Diese Diplomarbeit befasst sich mit der Identifizierung von Proteinen, die mit dem HMGA2-Protein interagieren. HMGA2 ist ein hochmobiles Gruppenprotein, das an der Regulation der Genexpression beteiligt ist und eine wichtige Rolle bei der Entwicklung und Zellproliferation spielt. Die Arbeit zielt darauf ab, die Interaktions-Partner von HMGA2 zu identifizieren und deren Einfluss auf die Funktion des Proteins zu untersuchen.

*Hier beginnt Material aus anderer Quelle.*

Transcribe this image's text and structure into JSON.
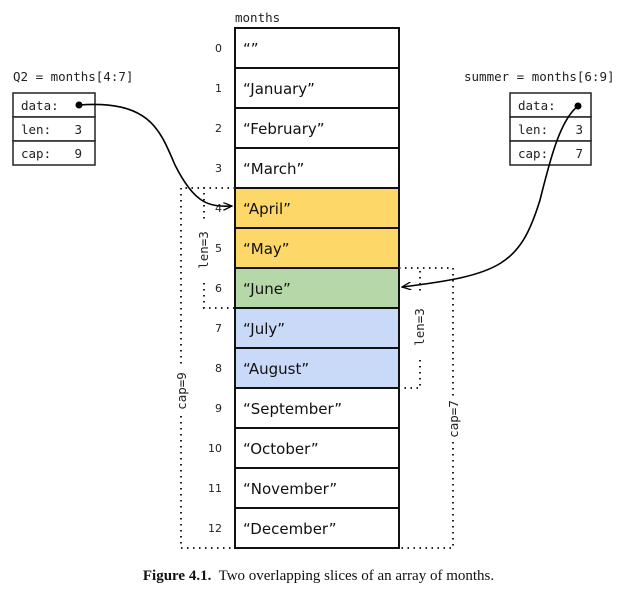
{
  "array": {
    "name": "months",
    "cells": [
      {
        "index": "0",
        "value": "“”",
        "color": "#ffffff"
      },
      {
        "index": "1",
        "value": "“January”",
        "color": "#ffffff"
      },
      {
        "index": "2",
        "value": "“February”",
        "color": "#ffffff"
      },
      {
        "index": "3",
        "value": "“March”",
        "color": "#ffffff"
      },
      {
        "index": "4",
        "value": "“April”",
        "color": "#fdd868"
      },
      {
        "index": "5",
        "value": "“May”",
        "color": "#fdd868"
      },
      {
        "index": "6",
        "value": "“June”",
        "color": "#b6d7a8"
      },
      {
        "index": "7",
        "value": "“July”",
        "color": "#c9daf8"
      },
      {
        "index": "8",
        "value": "“August”",
        "color": "#c9daf8"
      },
      {
        "index": "9",
        "value": "“September”",
        "color": "#ffffff"
      },
      {
        "index": "10",
        "value": "“October”",
        "color": "#ffffff"
      },
      {
        "index": "11",
        "value": "“November”",
        "color": "#ffffff"
      },
      {
        "index": "12",
        "value": "“December”",
        "color": "#ffffff"
      }
    ]
  },
  "q2": {
    "label": "Q2 = months[4:7]",
    "data_label": "data:",
    "len_label": "len:",
    "len_value": "3",
    "cap_label": "cap:",
    "cap_value": "9",
    "len_bracket": "len=3",
    "cap_bracket": "cap=9"
  },
  "summer": {
    "label": "summer = months[6:9]",
    "data_label": "data:",
    "len_label": "len:",
    "len_value": "3",
    "cap_label": "cap:",
    "cap_value": "7",
    "len_bracket": "len=3",
    "cap_bracket": "cap=7"
  },
  "caption": {
    "figure": "Figure 4.1.",
    "text": "Two overlapping slices of an array of months."
  }
}
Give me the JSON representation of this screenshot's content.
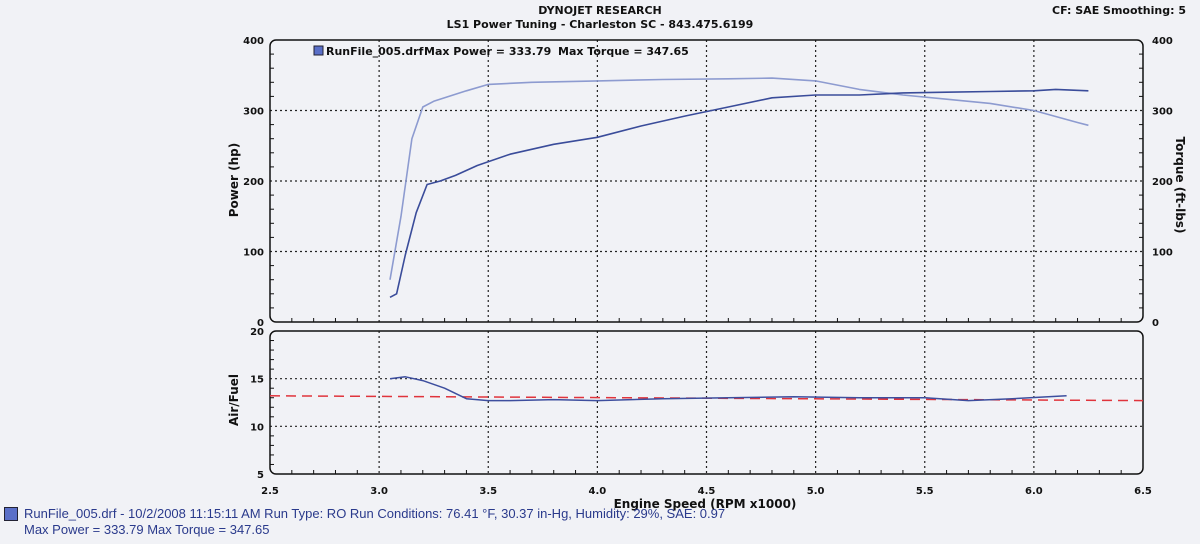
{
  "header": {
    "line1": "DYNOJET RESEARCH",
    "line2": "LS1 Power Tuning - Charleston SC - 843.475.6199",
    "right": "CF: SAE  Smoothing: 5"
  },
  "footer": {
    "line1": "RunFile_005.drf - 10/2/2008 11:15:11 AM  Run Type: RO  Run Conditions: 76.41 °F, 30.37 in-Hg,  Humidity:  29%, SAE: 0.97",
    "line2": "Max Power = 333.79  Max Torque = 347.65"
  },
  "colors": {
    "power": "#3a4c9a",
    "torque": "#8d9bd0",
    "afr": "#3d4e9e",
    "target": "#e0343c",
    "grid": "#222222"
  },
  "chart_data": [
    {
      "type": "line",
      "legend": {
        "file": "RunFile_005.drf",
        "power_label": "Max Power = 333.79",
        "torque_label": "Max Torque = 347.65"
      },
      "xlabel": "Engine Speed (RPM x1000)",
      "ylabel_left": "Power (hp)",
      "ylabel_right": "Torque (ft-lbs)",
      "xlim": [
        2.5,
        6.5
      ],
      "ylim": [
        0,
        400
      ],
      "x_ticks": [
        "2.5",
        "3.0",
        "3.5",
        "4.0",
        "4.5",
        "5.0",
        "5.5",
        "6.0",
        "6.5"
      ],
      "y_ticks_left": [
        "0",
        "100",
        "200",
        "300",
        "400"
      ],
      "y_ticks_right": [
        "0",
        "100",
        "200",
        "300",
        "400"
      ],
      "grid": true,
      "series": [
        {
          "name": "Power",
          "x": [
            3.05,
            3.08,
            3.12,
            3.17,
            3.22,
            3.28,
            3.35,
            3.45,
            3.6,
            3.8,
            4.0,
            4.2,
            4.4,
            4.6,
            4.8,
            5.0,
            5.2,
            5.4,
            5.6,
            5.8,
            6.0,
            6.1,
            6.25
          ],
          "y": [
            35,
            40,
            95,
            155,
            195,
            200,
            208,
            222,
            238,
            252,
            262,
            278,
            292,
            305,
            318,
            322,
            322,
            325,
            326,
            327,
            328,
            330,
            328
          ]
        },
        {
          "name": "Torque",
          "x": [
            3.05,
            3.1,
            3.15,
            3.2,
            3.25,
            3.3,
            3.4,
            3.5,
            3.7,
            4.0,
            4.3,
            4.6,
            4.8,
            5.0,
            5.2,
            5.4,
            5.6,
            5.8,
            6.0,
            6.2,
            6.25
          ],
          "y": [
            60,
            150,
            260,
            305,
            313,
            318,
            328,
            337,
            340,
            342,
            344,
            345,
            346,
            342,
            330,
            322,
            316,
            310,
            300,
            283,
            279
          ]
        }
      ]
    },
    {
      "type": "line",
      "ylabel": "Air/Fuel",
      "xlim": [
        2.5,
        6.5
      ],
      "ylim": [
        5,
        20
      ],
      "y_ticks": [
        "5",
        "10",
        "15",
        "20"
      ],
      "grid": true,
      "series": [
        {
          "name": "Air/Fuel",
          "x": [
            3.05,
            3.12,
            3.2,
            3.3,
            3.4,
            3.5,
            3.6,
            3.8,
            4.0,
            4.3,
            4.6,
            4.9,
            5.2,
            5.5,
            5.7,
            5.9,
            6.15
          ],
          "y": [
            15.0,
            15.2,
            14.8,
            14.0,
            12.9,
            12.7,
            12.7,
            12.8,
            12.7,
            12.9,
            13.0,
            13.1,
            13.0,
            13.0,
            12.7,
            12.9,
            13.2
          ]
        },
        {
          "name": "Target",
          "x": [
            2.5,
            6.5
          ],
          "y": [
            13.2,
            12.7
          ]
        }
      ]
    }
  ]
}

• Identifizierung von HMGA2-interagierenden Proteinen
• Untersuchung der Funktion von HMGA2-interagierenden Proteinen
• Analyse des Einflusses von HMGA2-interagierenden Proteinen auf die Genexpression
• Entwicklung von neuen Ansätzen zur Modulation der HMGA2-Aktivität
• Bedeutung der HMGA2-Interaktionen für die Zellentwicklung und -proliferation

Zusammenfassung der Kapitel

Das erste Kapitel dieser Arbeit bietet eine umfassende Einleitung in die Thematik der HMGA2-Protein-Interaktionen. Es werden die Struktur und Funktion von HMGA2 sowie die Bedeutung des Proteins für die Zellentwicklung und -proliferation beleuchtet. Die Kapitel drei und vier beschreiben die Methoden und Ergebnisse der experimentellen Arbeit. Es werden die verwendeten Materialien, Methoden zur Klonierung und Transformation von DNA sowie die Analyse der Interaktionspartner von HMGA2 vorgestellt. Das fünfte Kapitel diskutiert die Ergebnisse und stellt die Bedeutung der gefundenen Interaktionen für die Funktion von HMGA2 in den Kontext.

Schlüsselwörter

HMGA2, Protein-Interaktionen, Genexpression, Zellentwicklung, Zellproliferation, Klonierung, Transformation, Interaktions-Partner, Yeast Two-Hybrid System, Chromatin-Remodeling.